Смысл революции в приближении эсхатологии, «последнего времени». Революция разрушает царства, с тем, чтобы в конце времен Яхве восторжествует над всеми царствами земными. «Уповаем на то, что преобразим мир господством Всемогущего», – молится всякая еврейская община на каждом ежедневном своем богослужении.
Итак, если все традиционные цивилизации земли живут ритуалом и повторением в парадигме «вечного возвращения», считая привнесение нового злом и демоническим вторжением (упразднению которых и посвящены праздники Нового года в разных культурах), то Израиль радикально взламывает эту парадигму, принимая «демоническое вторжение нового» как свою историческую задачу (страсть к разрушению есть творческая страсть). Израиль устремлен вперед, в конец истории, к грядущему «светлому завтра», эсхатологическому царству, в котором Яхве будет царствовать над всем миром.
Слом парадигмы настолько радикален, что даже храм этой новой общности устанавливается не в пространстве, а во времени. «Шаббат», еврейская суббота – это священное время, образ грядущего эсхатологического царства – предвосхищение того исторического момента, когда вся историческая работа еврейства будет завершена, и еврей, завоевавший землю для Яхве, сможет наконец отдохнуть.
Хотя «Исход» не первая книга Торы, она, очевидно, была написана раньше других, и, во всяком случае, не ранее 6-5 вв. до РХ. Очевидно, также, что все события, о которых она рассказывает, выдуманы от начала до конца: ни самого исхода, ни разрушения Египта, ни гибели фараона, ни последующего (в следующих книгах) завоевания Ханаана, ни царств Давида-Соломна в реальности не было (во всяком случае никаких следов, подтверждающих достоверность этих историй археологам обнаружить не удается).
Перед нами чистейший миф, причем сформированный очень поздно, на самом излете Древнего мира. Как и сам Израиль – последний народ, который формируется на границе Древнего и Нового мира: мира Традиции и мира, ввергнутого в катастрофу (индийская традиция называет его Кали-югой).
Израиль – это первый и единственный народ истории, первый и единственный народ революции. Это искусственно созданный и нежизнеспособный народ: сформированный в 6-5 вв. до РХ., уже в первом веке он претерпевает практически полный распад. Однако, это народ с миссией, народ с исторической задачей. В этом смысле, перед нами не столько народ, сколько организация, подобная некоему революционному ордену. Не удивительно, что именно в эту, совершенно уникальную среду, с царящей в ней уникальной атмосферой «приближения конца истории» входит Христос, кладя тем самым конец всем ее чаяниям. С пришествием Христа все амбиции первосвященников и синедриона оказываются сняты, а все пророчества еврейских пророков исполнены.

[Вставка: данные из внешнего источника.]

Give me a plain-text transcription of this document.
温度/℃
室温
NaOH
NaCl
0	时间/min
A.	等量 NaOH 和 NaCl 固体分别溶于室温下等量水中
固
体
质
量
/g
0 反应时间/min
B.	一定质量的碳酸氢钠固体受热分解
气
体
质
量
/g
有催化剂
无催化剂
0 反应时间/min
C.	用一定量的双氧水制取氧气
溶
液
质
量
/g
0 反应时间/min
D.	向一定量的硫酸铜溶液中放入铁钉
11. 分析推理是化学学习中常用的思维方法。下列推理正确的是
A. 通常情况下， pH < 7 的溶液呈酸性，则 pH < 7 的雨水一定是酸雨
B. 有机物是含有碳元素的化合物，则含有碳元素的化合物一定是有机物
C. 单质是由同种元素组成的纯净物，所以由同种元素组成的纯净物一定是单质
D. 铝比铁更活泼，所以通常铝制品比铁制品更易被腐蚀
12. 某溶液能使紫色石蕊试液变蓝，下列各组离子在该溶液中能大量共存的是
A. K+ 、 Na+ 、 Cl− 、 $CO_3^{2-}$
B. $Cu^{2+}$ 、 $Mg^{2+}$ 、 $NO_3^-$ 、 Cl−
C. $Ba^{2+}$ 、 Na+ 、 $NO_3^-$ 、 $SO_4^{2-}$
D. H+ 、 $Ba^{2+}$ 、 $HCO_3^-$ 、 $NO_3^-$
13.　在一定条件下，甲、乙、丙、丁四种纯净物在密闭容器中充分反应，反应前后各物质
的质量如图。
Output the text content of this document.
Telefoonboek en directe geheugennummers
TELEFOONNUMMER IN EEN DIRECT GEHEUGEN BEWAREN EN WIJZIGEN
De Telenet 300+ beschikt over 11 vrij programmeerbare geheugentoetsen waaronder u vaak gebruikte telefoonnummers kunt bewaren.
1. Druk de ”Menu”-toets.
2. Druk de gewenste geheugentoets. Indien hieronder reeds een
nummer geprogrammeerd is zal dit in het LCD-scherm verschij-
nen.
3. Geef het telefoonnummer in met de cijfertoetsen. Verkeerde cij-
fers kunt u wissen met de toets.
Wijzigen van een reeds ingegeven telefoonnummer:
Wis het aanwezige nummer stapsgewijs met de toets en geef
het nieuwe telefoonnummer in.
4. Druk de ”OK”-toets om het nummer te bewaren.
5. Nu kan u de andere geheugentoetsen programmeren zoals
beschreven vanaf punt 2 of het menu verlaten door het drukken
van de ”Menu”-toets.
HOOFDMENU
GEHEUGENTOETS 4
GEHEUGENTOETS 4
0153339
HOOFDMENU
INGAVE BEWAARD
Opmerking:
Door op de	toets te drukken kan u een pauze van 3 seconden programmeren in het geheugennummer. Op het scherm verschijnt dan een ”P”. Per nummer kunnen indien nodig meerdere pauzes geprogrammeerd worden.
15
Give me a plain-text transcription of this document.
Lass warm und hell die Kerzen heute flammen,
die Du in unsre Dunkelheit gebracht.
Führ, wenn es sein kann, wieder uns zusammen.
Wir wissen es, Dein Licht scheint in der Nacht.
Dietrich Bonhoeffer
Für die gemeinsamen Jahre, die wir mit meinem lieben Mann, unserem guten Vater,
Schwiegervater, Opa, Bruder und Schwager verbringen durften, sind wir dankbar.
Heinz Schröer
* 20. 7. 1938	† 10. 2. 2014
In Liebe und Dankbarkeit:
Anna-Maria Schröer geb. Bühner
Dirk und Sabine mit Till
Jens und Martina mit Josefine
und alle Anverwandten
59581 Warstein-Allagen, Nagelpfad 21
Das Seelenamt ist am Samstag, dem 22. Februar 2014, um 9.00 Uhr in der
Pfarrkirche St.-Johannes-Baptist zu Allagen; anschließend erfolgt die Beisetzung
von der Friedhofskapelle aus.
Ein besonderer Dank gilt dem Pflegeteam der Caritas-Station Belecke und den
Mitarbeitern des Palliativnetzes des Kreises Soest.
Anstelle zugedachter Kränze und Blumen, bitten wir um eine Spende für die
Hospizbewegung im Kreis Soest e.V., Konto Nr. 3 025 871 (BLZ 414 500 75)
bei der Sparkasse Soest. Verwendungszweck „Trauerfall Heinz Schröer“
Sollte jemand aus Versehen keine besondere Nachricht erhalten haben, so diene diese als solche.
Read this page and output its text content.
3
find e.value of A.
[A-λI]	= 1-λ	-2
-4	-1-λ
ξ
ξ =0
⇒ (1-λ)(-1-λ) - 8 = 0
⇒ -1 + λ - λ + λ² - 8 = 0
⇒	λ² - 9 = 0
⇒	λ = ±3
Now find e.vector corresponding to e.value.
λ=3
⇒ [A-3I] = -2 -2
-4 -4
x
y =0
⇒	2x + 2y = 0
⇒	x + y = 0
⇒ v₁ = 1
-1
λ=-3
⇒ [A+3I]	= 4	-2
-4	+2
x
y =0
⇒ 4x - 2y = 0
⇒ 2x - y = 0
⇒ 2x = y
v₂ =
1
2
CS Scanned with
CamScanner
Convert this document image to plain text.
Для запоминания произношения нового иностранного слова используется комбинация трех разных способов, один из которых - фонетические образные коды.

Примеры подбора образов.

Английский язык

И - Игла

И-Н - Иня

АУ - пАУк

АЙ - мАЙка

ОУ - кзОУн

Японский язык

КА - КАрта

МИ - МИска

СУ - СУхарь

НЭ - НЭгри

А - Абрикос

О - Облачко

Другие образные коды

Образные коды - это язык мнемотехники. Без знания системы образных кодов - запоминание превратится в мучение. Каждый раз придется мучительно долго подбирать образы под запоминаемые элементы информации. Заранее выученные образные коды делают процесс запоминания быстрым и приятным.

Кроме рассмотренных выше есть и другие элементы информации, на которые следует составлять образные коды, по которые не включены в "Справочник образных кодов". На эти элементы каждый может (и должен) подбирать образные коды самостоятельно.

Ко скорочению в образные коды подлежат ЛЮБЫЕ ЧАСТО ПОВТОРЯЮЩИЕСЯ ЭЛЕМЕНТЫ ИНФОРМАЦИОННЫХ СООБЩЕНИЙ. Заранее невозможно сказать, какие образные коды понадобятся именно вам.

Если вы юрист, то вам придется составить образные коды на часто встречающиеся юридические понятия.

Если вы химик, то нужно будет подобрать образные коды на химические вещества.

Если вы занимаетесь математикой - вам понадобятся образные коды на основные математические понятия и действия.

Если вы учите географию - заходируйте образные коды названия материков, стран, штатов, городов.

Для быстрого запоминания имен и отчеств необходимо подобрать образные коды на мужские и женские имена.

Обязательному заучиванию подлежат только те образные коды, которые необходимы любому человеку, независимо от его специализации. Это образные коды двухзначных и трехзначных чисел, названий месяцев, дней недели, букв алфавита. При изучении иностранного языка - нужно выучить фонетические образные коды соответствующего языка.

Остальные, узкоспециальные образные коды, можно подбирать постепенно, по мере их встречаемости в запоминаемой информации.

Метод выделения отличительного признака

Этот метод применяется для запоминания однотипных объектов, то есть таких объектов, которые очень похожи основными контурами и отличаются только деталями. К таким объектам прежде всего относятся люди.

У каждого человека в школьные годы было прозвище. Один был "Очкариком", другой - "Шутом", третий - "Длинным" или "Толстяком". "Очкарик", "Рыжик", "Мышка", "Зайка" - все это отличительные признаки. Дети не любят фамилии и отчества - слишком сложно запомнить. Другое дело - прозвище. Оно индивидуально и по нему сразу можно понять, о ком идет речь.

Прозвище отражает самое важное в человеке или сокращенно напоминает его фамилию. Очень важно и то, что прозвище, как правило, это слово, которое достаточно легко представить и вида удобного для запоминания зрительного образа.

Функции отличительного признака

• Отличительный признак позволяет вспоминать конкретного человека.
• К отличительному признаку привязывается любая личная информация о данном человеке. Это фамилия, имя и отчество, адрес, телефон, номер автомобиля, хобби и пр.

В. Мартынов совершенно прав, когда говорит, что «новизна Нового Завета есть абсолютная, последняя новизна, после которой просто не может быть ничего нового, не может быть никакой истории». Но так мыслят христиане.
Еврейство же, потерпев поражение в войнах с Римом, не оставило попыток осуществить свою эсхатологическую программу. Точнее сказать, к пятому веку христианской эры была сформирована новая общность с новыми книгами Талмуда в её основании, но с прежним именем (еврейство, народ Израиля) и неизменной исторической задачей – революционное преобразование мира.
В тех же источниках черпает своё учение и Иоахим Флорский (имея вероятно иудейское происхождение и являясь агентом той же программы). Таким образом, порог первого тысячелетия по РХ., – есть не начало исторического процесса, но его возобновление: момент, когда, как справедливо говорит В. Мартынов, «напряжённость апокалиптического переживания» начинает ослабевать, а сияние Христа как совершенно нового и последнего Откровения и подлинного «Конца Истории», гаснуть. Проект Иоахима представлял собой ничто иное как возвращение иудейского хилиазма, с которым над миром вновь начинает всходить тень Ветхозаветного Яхве.